Updated on 18 November 2014
The gallery will be housed at the Indian Institute of Science, Bengaluru, India
Singapore: Bengaluru, India, will be the first Asian city to house a science gallery, designed on the model pioneered at Trinity College Dublin, Ireland's leading research university. A Memorandum of Agreement (MoA) to the effect was recently signed by the Science Gallery International (SGI) and the Karnataka State Government, India. The gallery is expected to hold innovative and ever-changing science programs and showcase new innovations and developments in science.
The MoA was signed by Mr Srivatsa Krishna, IAS, secretary to Government, department of IT, BT, S&T, Karnataka, India and Dr Chris Horn, the chairman of SGI. The event also saw participation of eminent delegates from the Indian government like Mr SR Patil, minister IT, BT, S&T and the Irish minister Mr Damien English and the CEO of SGI, Dr Micheal John Gorman.
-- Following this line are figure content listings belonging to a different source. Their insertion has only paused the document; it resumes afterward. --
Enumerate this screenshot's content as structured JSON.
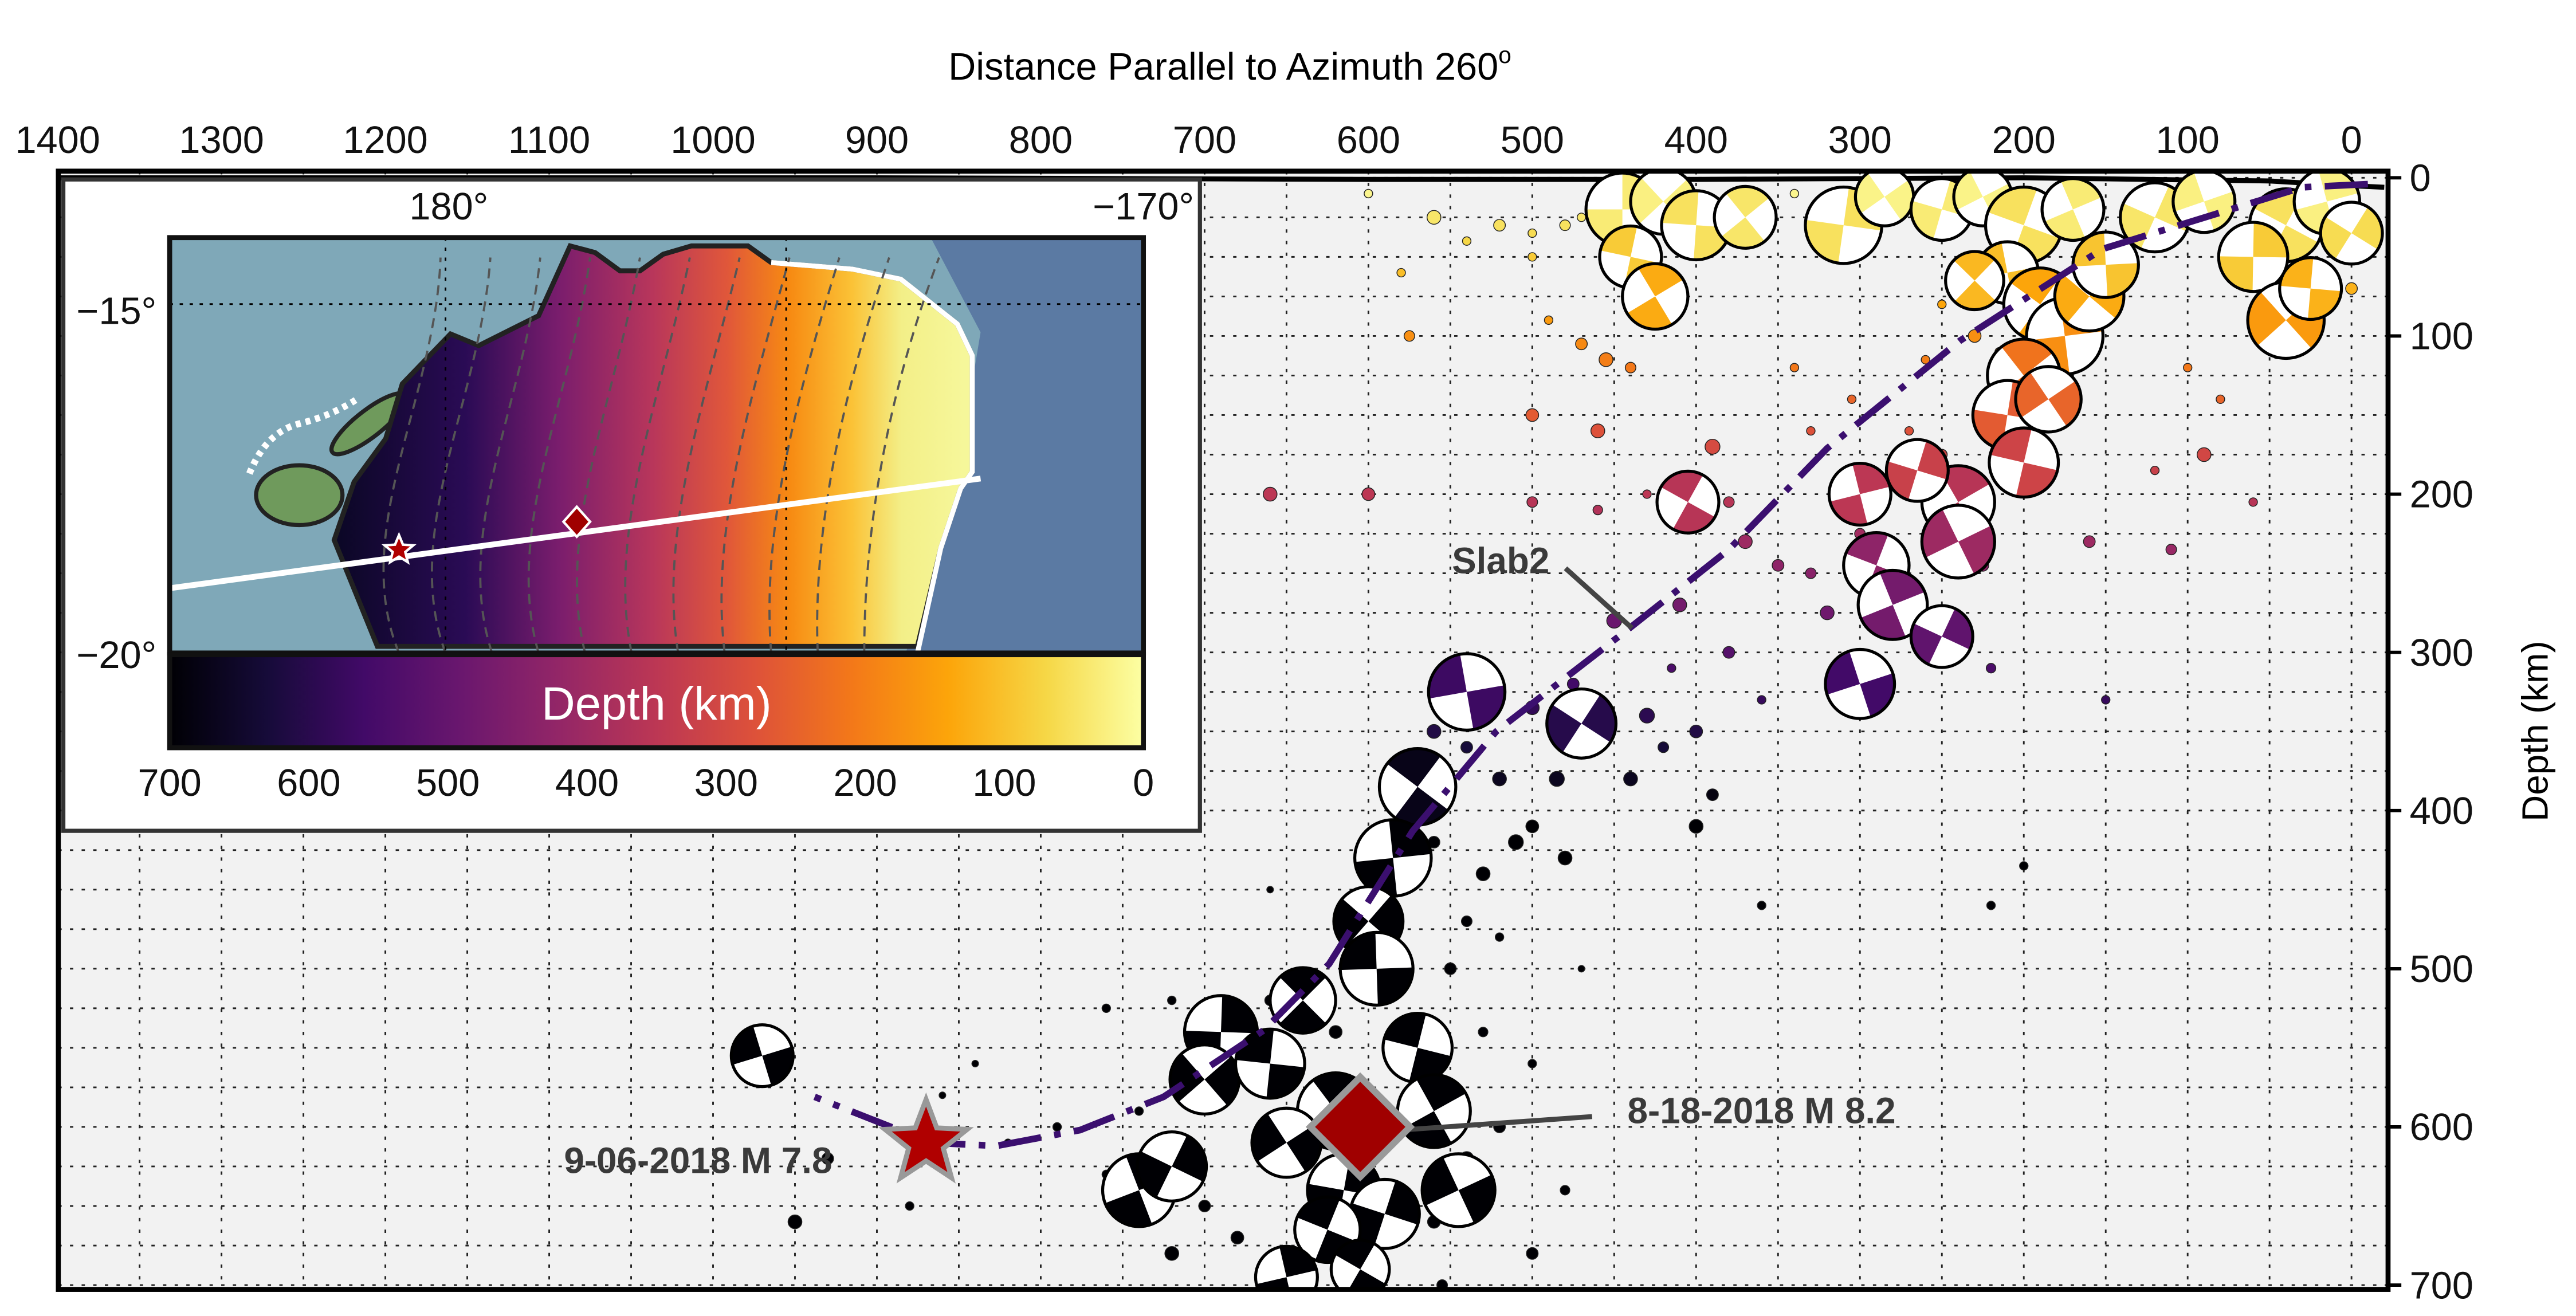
{
  "chart_data": {
    "type": "scatter",
    "title": "Distance Parallel to Azimuth 260",
    "title_superscript": "o",
    "xlabel": "Distance Parallel to Azimuth 260°",
    "ylabel": "Depth (km)",
    "xlim": [
      1400,
      -20
    ],
    "ylim": [
      700,
      0
    ],
    "x_ticks": [
      1400,
      1300,
      1200,
      1100,
      1000,
      900,
      800,
      700,
      600,
      500,
      400,
      300,
      200,
      100,
      0
    ],
    "y_ticks": [
      0,
      100,
      200,
      300,
      400,
      500,
      600,
      700
    ],
    "grid": true,
    "x_grid_step": 50,
    "y_grid_step": 25,
    "color_by": "depth",
    "colormap": "inferno",
    "colormap_stops": [
      "#000004",
      "#160b39",
      "#420a68",
      "#6a176e",
      "#932667",
      "#bc3754",
      "#dd513a",
      "#f37819",
      "#fca50a",
      "#f6d746",
      "#fcffa4"
    ],
    "surface_line": [
      [
        1400,
        0
      ],
      [
        900,
        0
      ],
      [
        600,
        1
      ],
      [
        400,
        1
      ],
      [
        200,
        0
      ],
      [
        50,
        2
      ],
      [
        0,
        5
      ],
      [
        -20,
        6
      ]
    ],
    "slab2_line": {
      "label": "Slab2",
      "color": "#3b0f6f",
      "points": [
        [
          -10,
          4
        ],
        [
          30,
          6
        ],
        [
          152,
          45
        ],
        [
          239,
          103
        ],
        [
          320,
          171
        ],
        [
          380,
          235
        ],
        [
          441,
          285
        ],
        [
          522,
          350
        ],
        [
          573,
          413
        ],
        [
          624,
          497
        ],
        [
          664,
          539
        ],
        [
          725,
          581
        ],
        [
          776,
          602
        ],
        [
          827,
          612
        ],
        [
          867,
          610
        ],
        [
          938,
          581
        ]
      ]
    },
    "focal_mechanisms": [
      [
        445,
        20,
        6.9
      ],
      [
        420,
        15,
        6.7
      ],
      [
        400,
        30,
        6.8
      ],
      [
        370,
        25,
        6.6
      ],
      [
        310,
        30,
        7.0
      ],
      [
        285,
        12,
        6.5
      ],
      [
        440,
        50,
        6.6
      ],
      [
        425,
        75,
        6.7
      ],
      [
        250,
        20,
        6.6
      ],
      [
        225,
        12,
        6.5
      ],
      [
        200,
        30,
        7.0
      ],
      [
        170,
        20,
        6.6
      ],
      [
        120,
        25,
        6.8
      ],
      [
        90,
        15,
        6.6
      ],
      [
        40,
        30,
        6.9
      ],
      [
        15,
        15,
        6.7
      ],
      [
        0,
        35,
        6.6
      ],
      [
        210,
        60,
        6.6
      ],
      [
        190,
        80,
        6.9
      ],
      [
        175,
        100,
        7.0
      ],
      [
        160,
        75,
        6.8
      ],
      [
        150,
        55,
        6.7
      ],
      [
        230,
        65,
        6.5
      ],
      [
        60,
        50,
        6.8
      ],
      [
        40,
        90,
        7.0
      ],
      [
        25,
        70,
        6.6
      ],
      [
        200,
        125,
        6.9
      ],
      [
        210,
        150,
        6.8
      ],
      [
        185,
        140,
        6.7
      ],
      [
        200,
        180,
        6.8
      ],
      [
        240,
        205,
        6.9
      ],
      [
        265,
        185,
        6.6
      ],
      [
        240,
        230,
        6.9
      ],
      [
        290,
        245,
        6.7
      ],
      [
        280,
        270,
        6.8
      ],
      [
        250,
        290,
        6.6
      ],
      [
        300,
        320,
        6.8
      ],
      [
        405,
        205,
        6.6
      ],
      [
        300,
        200,
        6.6
      ],
      [
        470,
        345,
        6.8
      ],
      [
        540,
        325,
        7.0
      ],
      [
        570,
        385,
        7.0
      ],
      [
        585,
        430,
        7.0
      ],
      [
        600,
        470,
        6.8
      ],
      [
        595,
        500,
        6.9
      ],
      [
        640,
        520,
        6.7
      ],
      [
        690,
        540,
        6.9
      ],
      [
        700,
        570,
        6.8
      ],
      [
        660,
        560,
        6.8
      ],
      [
        620,
        590,
        7.0
      ],
      [
        615,
        640,
        6.9
      ],
      [
        650,
        610,
        6.8
      ],
      [
        570,
        550,
        6.8
      ],
      [
        560,
        590,
        6.9
      ],
      [
        590,
        655,
        6.8
      ],
      [
        545,
        640,
        6.9
      ],
      [
        625,
        665,
        6.7
      ],
      [
        740,
        640,
        6.9
      ],
      [
        720,
        625,
        6.8
      ],
      [
        970,
        555,
        6.6
      ],
      [
        605,
        690,
        6.5
      ],
      [
        650,
        695,
        6.6
      ]
    ],
    "events": [
      [
        470,
        25,
        5
      ],
      [
        480,
        30,
        5.2
      ],
      [
        500,
        35,
        5
      ],
      [
        520,
        30,
        5.3
      ],
      [
        540,
        40,
        5
      ],
      [
        560,
        25,
        5.5
      ],
      [
        600,
        10,
        5
      ],
      [
        790,
        5,
        5.5
      ],
      [
        960,
        5,
        5.5
      ],
      [
        580,
        60,
        5
      ],
      [
        500,
        50,
        5
      ],
      [
        340,
        10,
        5
      ],
      [
        575,
        100,
        5.2
      ],
      [
        490,
        90,
        5
      ],
      [
        470,
        105,
        5.3
      ],
      [
        455,
        115,
        5.5
      ],
      [
        440,
        120,
        5.2
      ],
      [
        420,
        90,
        5
      ],
      [
        340,
        120,
        5
      ],
      [
        305,
        140,
        5
      ],
      [
        250,
        80,
        5
      ],
      [
        230,
        100,
        5.4
      ],
      [
        215,
        110,
        5
      ],
      [
        180,
        110,
        5
      ],
      [
        100,
        120,
        5
      ],
      [
        80,
        140,
        5
      ],
      [
        45,
        110,
        5.5
      ],
      [
        0,
        70,
        5.3
      ],
      [
        260,
        115,
        5
      ],
      [
        500,
        150,
        5.4
      ],
      [
        460,
        160,
        5.5
      ],
      [
        390,
        170,
        5.6
      ],
      [
        330,
        160,
        5
      ],
      [
        270,
        160,
        5
      ],
      [
        250,
        175,
        5.2
      ],
      [
        290,
        190,
        5.5
      ],
      [
        300,
        225,
        5.2
      ],
      [
        160,
        230,
        5.3
      ],
      [
        120,
        185,
        5
      ],
      [
        90,
        175,
        5.5
      ],
      [
        60,
        205,
        5
      ],
      [
        600,
        200,
        5.4
      ],
      [
        500,
        205,
        5.2
      ],
      [
        460,
        210,
        5.1
      ],
      [
        430,
        200,
        5
      ],
      [
        380,
        205,
        5.2
      ],
      [
        660,
        200,
        5.5
      ],
      [
        370,
        230,
        5.5
      ],
      [
        350,
        245,
        5.3
      ],
      [
        330,
        250,
        5.2
      ],
      [
        320,
        275,
        5.5
      ],
      [
        260,
        300,
        5.2
      ],
      [
        220,
        310,
        5.1
      ],
      [
        225,
        245,
        5.3
      ],
      [
        110,
        235,
        5.2
      ],
      [
        410,
        270,
        5.5
      ],
      [
        450,
        280,
        5.6
      ],
      [
        415,
        310,
        5
      ],
      [
        465,
        330,
        5.4
      ],
      [
        475,
        320,
        5.3
      ],
      [
        500,
        335,
        5.5
      ],
      [
        520,
        320,
        5.2
      ],
      [
        560,
        350,
        5.5
      ],
      [
        380,
        300,
        5.3
      ],
      [
        440,
        380,
        5.5
      ],
      [
        420,
        360,
        5.2
      ],
      [
        360,
        330,
        5
      ],
      [
        400,
        350,
        5.4
      ],
      [
        430,
        340,
        5.6
      ],
      [
        390,
        390,
        5.3
      ],
      [
        400,
        410,
        5.5
      ],
      [
        485,
        380,
        5.6
      ],
      [
        520,
        380,
        5.5
      ],
      [
        540,
        360,
        5.3
      ],
      [
        500,
        410,
        5.4
      ],
      [
        660,
        450,
        4.8
      ],
      [
        150,
        330,
        5
      ],
      [
        480,
        430,
        5.5
      ],
      [
        510,
        420,
        5.6
      ],
      [
        580,
        450,
        5.4
      ],
      [
        560,
        420,
        5.3
      ],
      [
        530,
        440,
        5.5
      ],
      [
        540,
        470,
        5.2
      ],
      [
        520,
        480,
        5
      ],
      [
        470,
        500,
        4.8
      ],
      [
        550,
        500,
        5.3
      ],
      [
        620,
        540,
        5.4
      ],
      [
        560,
        560,
        5.2
      ],
      [
        530,
        540,
        5.1
      ],
      [
        500,
        560,
        5
      ],
      [
        520,
        600,
        5.3
      ],
      [
        540,
        620,
        5.5
      ],
      [
        560,
        660,
        5.4
      ],
      [
        600,
        680,
        5.2
      ],
      [
        610,
        695,
        5
      ],
      [
        640,
        690,
        5.1
      ],
      [
        680,
        670,
        5.4
      ],
      [
        700,
        650,
        5.3
      ],
      [
        720,
        680,
        5.5
      ],
      [
        760,
        630,
        5
      ],
      [
        790,
        600,
        5
      ],
      [
        740,
        590,
        5
      ],
      [
        840,
        560,
        4.8
      ],
      [
        860,
        580,
        4.7
      ],
      [
        930,
        620,
        5.3
      ],
      [
        950,
        660,
        5.5
      ],
      [
        880,
        650,
        5
      ],
      [
        820,
        610,
        4.9
      ],
      [
        720,
        520,
        5
      ],
      [
        760,
        525,
        5
      ],
      [
        660,
        520,
        5.2
      ],
      [
        600,
        600,
        5.4
      ],
      [
        480,
        640,
        5.1
      ],
      [
        500,
        680,
        5.3
      ],
      [
        360,
        460,
        5
      ],
      [
        220,
        460,
        5
      ],
      [
        200,
        435,
        5
      ],
      [
        555,
        700,
        5.2
      ],
      [
        590,
        720,
        5
      ]
    ],
    "annotations": [
      {
        "text": "Slab2",
        "kind": "label"
      },
      {
        "text": "8-18-2018 M 8.2",
        "distance": 605,
        "depth": 600,
        "symbol": "diamond",
        "color": "#a00000"
      },
      {
        "text": "9-06-2018 M 7.8",
        "distance": 870,
        "depth": 610,
        "symbol": "star",
        "color": "#b00000"
      }
    ]
  },
  "inset": {
    "lon_labels": [
      "180°",
      "−170°"
    ],
    "lat_labels": [
      "−15°",
      "−20°"
    ],
    "colorbar_label": "Depth (km)",
    "colorbar_ticks": [
      "700",
      "600",
      "500",
      "400",
      "300",
      "200",
      "100",
      "0"
    ],
    "colors": {
      "sea": "#7fa8b8",
      "deep_sea": "#5b7aa3",
      "land": "#6f9a5c",
      "profile_line": "#ffffff",
      "star": "#b00000",
      "diamond": "#a00000"
    }
  }
}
The gallery will be a major flagship project to enhance public engagement with science. The gallery will be housed at the Indian Institute of Science, Bengaluru. An estimated investment of Rs 25 crores is targeted towards setting up the gallery which is expected to be open by 2018 and welcome 4, 00,000 visitors every year.
In his opening speech, Mr Srivatsa Krishna, said, "The gallery will provide enormous opportunities to engage the youth with the world of science and innovation and keep them abreast of today's scientific issues and help in unraveling the new discoveries in the field of science."
Mr SR Patil called the initiative a step in the right direction to solve global scientific challenges. Speaking at the event Mr Patil added, "The lead academic partner will be the Indian Institute of Science with collaborating academic partners like the National Center for Biological sciences and the Shristi School of Art, Design and Technology."
Prof. Anurag Kumar, director, IISc, said, "The science gallery will help in showcasing Indian research at a global stage. The gallery will help in spreading scientific temperament in the youth." SGI has planned to set up eight science galleries across the globe by 2020. The Global Science Gallery has received funding support from Google and the Cordover family Foundation.